Most adults taking Vyvanse land on a dose somewhere between 30 mg and 70 mg per day, with the starting dose set at 30 mg once daily in the morning. There’s no single “average” dose that works for everyone. Instead, prescribers start low and adjust upward in weekly increments until symptoms improve without bothersome side effects.
Starting Dose and How It’s Adjusted
The FDA-approved starting dose for adults is 30 mg taken once each morning, regardless of whether the prescription is for ADHD or binge eating disorder. From there, the dose can be increased by 10 mg or 20 mg at roughly one-week intervals. The ceiling is 70 mg per day.
This gradual approach exists because Vyvanse is a prodrug. Your body doesn’t use it directly. After you swallow a capsule or chewable tablet, enzymes in your red blood cells break it down into its active form, dextroamphetamine. That conversion process means the medication ramps up gradually in your system, typically reaching peak levels within about one to three hours. How efficiently your body handles that conversion, along with your weight, metabolism, and symptom severity, all influence where your ideal dose falls.
ADHD vs. Binge Eating Disorder Dosing
For ADHD, the prescribing label doesn’t specify a particular target dose. The goal is simply to find the lowest effective amount within the 30 mg to 70 mg range. Some adults do well at 30 mg; others need the full 70 mg.
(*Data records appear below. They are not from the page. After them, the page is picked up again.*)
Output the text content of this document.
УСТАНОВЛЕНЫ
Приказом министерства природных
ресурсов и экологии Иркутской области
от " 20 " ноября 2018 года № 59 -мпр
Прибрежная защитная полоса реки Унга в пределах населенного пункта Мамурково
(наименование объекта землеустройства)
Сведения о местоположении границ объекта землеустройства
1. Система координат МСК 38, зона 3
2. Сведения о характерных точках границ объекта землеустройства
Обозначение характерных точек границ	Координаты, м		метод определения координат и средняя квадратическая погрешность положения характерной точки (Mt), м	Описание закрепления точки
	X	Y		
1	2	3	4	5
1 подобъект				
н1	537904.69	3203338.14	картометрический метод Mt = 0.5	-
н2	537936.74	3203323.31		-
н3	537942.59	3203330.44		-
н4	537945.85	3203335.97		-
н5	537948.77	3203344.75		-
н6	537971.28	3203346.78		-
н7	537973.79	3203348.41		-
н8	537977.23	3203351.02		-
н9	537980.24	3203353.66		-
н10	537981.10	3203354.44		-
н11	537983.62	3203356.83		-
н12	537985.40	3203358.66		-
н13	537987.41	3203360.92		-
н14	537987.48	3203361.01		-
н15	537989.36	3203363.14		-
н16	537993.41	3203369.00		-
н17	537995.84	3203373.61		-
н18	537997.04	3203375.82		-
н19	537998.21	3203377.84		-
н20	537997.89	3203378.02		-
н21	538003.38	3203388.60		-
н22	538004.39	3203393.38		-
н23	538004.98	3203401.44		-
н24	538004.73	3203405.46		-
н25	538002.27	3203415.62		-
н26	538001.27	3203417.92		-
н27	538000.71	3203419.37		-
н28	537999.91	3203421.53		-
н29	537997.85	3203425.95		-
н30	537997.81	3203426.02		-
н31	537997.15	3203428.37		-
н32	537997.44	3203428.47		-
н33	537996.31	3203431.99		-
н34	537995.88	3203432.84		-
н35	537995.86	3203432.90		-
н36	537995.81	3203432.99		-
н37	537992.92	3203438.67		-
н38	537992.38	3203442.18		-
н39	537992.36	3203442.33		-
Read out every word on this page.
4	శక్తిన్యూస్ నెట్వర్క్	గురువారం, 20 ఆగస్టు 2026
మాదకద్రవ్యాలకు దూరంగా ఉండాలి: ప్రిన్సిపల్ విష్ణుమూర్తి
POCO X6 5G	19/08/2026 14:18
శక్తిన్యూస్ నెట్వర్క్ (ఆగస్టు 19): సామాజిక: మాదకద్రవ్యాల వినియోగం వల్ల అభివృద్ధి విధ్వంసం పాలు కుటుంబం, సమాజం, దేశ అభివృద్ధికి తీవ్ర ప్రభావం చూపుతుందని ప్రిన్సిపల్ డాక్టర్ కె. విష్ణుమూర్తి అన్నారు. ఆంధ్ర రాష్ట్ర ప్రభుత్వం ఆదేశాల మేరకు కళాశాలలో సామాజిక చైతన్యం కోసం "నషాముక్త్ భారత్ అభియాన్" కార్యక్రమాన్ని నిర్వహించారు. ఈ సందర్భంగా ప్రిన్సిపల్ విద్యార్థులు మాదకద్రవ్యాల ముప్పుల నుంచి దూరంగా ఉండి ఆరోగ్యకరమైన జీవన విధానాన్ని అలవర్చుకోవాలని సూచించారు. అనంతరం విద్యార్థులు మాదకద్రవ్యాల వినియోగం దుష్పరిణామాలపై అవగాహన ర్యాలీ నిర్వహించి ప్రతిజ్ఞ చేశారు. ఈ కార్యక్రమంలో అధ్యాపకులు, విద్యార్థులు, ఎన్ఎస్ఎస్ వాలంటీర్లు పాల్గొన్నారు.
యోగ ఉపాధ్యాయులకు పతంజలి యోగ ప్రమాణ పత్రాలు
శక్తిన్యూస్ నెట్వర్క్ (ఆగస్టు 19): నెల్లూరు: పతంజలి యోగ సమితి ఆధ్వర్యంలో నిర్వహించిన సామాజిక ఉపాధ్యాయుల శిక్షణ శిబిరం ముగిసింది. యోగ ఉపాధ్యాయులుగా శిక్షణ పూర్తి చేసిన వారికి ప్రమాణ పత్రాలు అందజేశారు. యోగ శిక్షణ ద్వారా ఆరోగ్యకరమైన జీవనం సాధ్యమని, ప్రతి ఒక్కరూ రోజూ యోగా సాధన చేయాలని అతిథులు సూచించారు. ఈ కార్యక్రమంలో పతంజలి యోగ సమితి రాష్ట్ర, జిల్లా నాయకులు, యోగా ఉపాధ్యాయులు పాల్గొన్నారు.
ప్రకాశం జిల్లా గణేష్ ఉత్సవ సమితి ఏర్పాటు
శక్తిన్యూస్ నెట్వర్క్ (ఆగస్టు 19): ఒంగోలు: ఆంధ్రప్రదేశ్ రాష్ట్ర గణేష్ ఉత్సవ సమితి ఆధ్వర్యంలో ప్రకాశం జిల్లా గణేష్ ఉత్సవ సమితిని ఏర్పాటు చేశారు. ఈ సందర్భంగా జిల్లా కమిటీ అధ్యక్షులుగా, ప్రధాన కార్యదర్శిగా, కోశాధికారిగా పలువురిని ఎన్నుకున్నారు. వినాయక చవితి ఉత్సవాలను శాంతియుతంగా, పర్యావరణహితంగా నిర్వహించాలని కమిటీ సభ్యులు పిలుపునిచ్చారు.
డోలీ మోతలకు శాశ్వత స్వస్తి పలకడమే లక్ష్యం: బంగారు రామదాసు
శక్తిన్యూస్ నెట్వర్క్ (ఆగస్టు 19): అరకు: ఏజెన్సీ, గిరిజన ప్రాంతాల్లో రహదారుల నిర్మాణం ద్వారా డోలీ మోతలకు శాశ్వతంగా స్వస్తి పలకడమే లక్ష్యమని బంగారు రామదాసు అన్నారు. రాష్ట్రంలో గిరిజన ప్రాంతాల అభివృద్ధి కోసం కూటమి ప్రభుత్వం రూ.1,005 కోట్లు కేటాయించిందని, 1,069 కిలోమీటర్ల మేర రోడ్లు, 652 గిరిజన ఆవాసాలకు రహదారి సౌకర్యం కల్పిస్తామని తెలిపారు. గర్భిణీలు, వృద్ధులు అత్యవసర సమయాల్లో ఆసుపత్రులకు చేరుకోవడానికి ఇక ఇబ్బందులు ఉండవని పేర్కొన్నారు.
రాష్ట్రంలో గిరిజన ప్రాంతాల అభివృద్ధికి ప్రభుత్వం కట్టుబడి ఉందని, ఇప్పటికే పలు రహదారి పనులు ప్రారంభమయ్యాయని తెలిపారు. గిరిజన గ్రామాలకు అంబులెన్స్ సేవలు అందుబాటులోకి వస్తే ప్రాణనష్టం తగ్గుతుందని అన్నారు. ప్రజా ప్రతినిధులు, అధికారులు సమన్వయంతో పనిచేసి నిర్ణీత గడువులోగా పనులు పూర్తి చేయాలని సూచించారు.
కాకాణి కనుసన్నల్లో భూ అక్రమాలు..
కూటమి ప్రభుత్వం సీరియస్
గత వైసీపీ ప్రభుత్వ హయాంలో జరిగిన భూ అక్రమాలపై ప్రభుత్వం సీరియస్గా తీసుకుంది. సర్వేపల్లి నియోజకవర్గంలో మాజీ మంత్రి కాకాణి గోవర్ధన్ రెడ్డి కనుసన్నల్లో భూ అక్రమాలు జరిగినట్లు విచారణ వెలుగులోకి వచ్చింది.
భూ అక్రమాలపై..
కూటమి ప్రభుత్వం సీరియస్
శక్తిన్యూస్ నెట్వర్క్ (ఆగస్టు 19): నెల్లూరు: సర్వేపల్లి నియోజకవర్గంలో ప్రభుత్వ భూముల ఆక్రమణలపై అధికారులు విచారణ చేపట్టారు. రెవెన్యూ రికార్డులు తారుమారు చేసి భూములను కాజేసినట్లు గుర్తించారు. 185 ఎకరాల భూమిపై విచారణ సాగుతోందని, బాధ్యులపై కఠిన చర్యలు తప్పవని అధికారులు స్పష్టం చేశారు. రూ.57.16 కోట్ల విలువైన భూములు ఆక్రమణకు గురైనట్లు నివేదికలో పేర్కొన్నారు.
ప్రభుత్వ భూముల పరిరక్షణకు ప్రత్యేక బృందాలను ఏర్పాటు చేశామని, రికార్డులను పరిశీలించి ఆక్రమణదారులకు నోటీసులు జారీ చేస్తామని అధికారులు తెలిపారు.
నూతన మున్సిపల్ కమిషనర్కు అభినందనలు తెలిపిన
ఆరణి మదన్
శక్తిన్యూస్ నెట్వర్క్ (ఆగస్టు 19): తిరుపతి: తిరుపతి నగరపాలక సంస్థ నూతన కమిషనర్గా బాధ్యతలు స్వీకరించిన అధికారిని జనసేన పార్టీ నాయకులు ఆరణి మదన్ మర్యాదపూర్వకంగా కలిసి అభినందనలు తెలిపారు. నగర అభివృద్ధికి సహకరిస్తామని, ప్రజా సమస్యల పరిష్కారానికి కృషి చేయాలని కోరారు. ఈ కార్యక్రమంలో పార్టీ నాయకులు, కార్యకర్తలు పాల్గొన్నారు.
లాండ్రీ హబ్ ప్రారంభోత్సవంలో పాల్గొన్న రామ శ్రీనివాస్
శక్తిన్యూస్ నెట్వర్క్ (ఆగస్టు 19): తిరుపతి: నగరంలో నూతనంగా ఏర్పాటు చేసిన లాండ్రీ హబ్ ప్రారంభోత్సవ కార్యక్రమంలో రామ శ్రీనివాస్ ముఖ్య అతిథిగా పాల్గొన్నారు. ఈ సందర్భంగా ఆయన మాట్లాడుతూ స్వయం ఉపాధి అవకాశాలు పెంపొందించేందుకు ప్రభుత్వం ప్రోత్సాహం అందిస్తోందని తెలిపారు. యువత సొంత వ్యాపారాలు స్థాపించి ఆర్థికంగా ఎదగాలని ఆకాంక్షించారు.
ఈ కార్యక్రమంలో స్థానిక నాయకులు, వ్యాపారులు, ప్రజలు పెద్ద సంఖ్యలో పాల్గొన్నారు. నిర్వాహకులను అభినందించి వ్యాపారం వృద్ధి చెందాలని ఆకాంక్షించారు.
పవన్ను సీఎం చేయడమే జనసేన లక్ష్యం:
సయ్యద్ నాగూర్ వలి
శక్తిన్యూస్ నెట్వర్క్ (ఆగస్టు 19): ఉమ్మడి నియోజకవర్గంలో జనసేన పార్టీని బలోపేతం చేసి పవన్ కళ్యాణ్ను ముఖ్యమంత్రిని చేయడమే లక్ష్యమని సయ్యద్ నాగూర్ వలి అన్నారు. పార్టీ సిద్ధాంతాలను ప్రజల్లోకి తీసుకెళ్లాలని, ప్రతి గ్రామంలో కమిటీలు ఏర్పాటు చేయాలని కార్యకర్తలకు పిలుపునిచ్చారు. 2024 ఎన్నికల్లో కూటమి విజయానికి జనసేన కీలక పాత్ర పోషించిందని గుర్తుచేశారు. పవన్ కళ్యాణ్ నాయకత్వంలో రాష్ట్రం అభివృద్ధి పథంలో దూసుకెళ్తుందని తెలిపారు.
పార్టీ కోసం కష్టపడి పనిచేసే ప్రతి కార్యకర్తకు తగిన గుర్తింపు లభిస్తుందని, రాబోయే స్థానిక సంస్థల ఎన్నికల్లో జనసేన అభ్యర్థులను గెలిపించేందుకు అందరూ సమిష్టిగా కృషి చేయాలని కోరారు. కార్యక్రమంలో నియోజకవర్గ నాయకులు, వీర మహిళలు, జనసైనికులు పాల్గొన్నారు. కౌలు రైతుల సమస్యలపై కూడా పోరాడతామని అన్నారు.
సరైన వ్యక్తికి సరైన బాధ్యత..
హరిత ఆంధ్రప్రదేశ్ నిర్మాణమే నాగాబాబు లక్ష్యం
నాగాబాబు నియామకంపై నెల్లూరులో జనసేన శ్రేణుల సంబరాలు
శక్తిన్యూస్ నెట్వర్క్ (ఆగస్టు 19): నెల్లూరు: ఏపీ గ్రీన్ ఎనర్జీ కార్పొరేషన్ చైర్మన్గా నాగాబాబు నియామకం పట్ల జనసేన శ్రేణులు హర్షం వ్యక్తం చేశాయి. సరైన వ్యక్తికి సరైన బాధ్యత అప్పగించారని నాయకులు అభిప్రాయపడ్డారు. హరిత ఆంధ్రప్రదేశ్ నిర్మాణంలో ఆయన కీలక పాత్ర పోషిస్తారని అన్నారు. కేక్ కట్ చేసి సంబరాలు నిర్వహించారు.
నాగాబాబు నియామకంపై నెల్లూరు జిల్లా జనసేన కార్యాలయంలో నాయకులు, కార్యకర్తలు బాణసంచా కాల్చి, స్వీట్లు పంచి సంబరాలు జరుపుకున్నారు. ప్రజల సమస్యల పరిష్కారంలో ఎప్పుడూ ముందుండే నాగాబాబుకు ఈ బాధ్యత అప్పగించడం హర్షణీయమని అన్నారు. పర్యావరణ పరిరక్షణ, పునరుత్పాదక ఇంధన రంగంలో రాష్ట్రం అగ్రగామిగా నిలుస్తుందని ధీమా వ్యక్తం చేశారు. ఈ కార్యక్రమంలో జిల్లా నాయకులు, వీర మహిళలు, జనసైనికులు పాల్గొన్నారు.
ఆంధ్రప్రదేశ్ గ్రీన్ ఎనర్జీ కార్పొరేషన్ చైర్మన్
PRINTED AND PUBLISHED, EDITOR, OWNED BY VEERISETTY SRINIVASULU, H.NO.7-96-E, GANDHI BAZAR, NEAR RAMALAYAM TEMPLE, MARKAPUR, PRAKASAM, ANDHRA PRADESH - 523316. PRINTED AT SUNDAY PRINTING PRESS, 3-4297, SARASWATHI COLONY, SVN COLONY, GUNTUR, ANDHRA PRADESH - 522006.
For binge eating disorder, the guidelines are slightly more specific. The recommended target range is 50 mg to 70 mg per day, still starting at 30 mg but increasing by 20 mg each week until reaching that window. If binge eating doesn’t improve at the target dose, the medication is typically discontinued rather than continued indefinitely.
Available Strengths
Vyvanse comes in capsules (10 mg, 20 mg, 30 mg, 40 mg, 50 mg, 60 mg, and 70 mg) and chewable tablets (10 mg, 20 mg, 30 mg, 40 mg, 50 mg, and 60 mg). You can swap between capsules and chewable tablets at the same strength without any difference in dosing. If swallowing capsules is difficult, you can also open a capsule and mix its contents into water, yogurt, or orange juice, then consume the entire mixture right away.
Kidney Function Can Lower the Maximum Dose
Because Vyvanse and its active form are partly cleared through the kidneys, adults with significant kidney problems face lower dose ceilings. For people with severe kidney impairment, the maximum drops to 50 mg per day. For those with end-stage kidney disease, the cap falls to 30 mg per day. If you have kidney issues, your prescriber will likely factor this in before writing your first prescription.
What to Expect During Dose Changes
Each time your dose goes up, you’ll typically stay at the new level for at least a week before making another change. This gives you and your prescriber enough time to gauge whether symptoms have improved and whether side effects like appetite loss, trouble sleeping, or increased heart rate are manageable. Blood pressure and heart rate checks are a standard part of ongoing monitoring at any dose, since stimulant medications can raise both.
Finding the right dose often takes a few weeks of adjustments. It’s common to try two or three levels before settling on one. The “right” dose is the one where your symptoms are well controlled and side effects are tolerable, not necessarily the highest or lowest available option.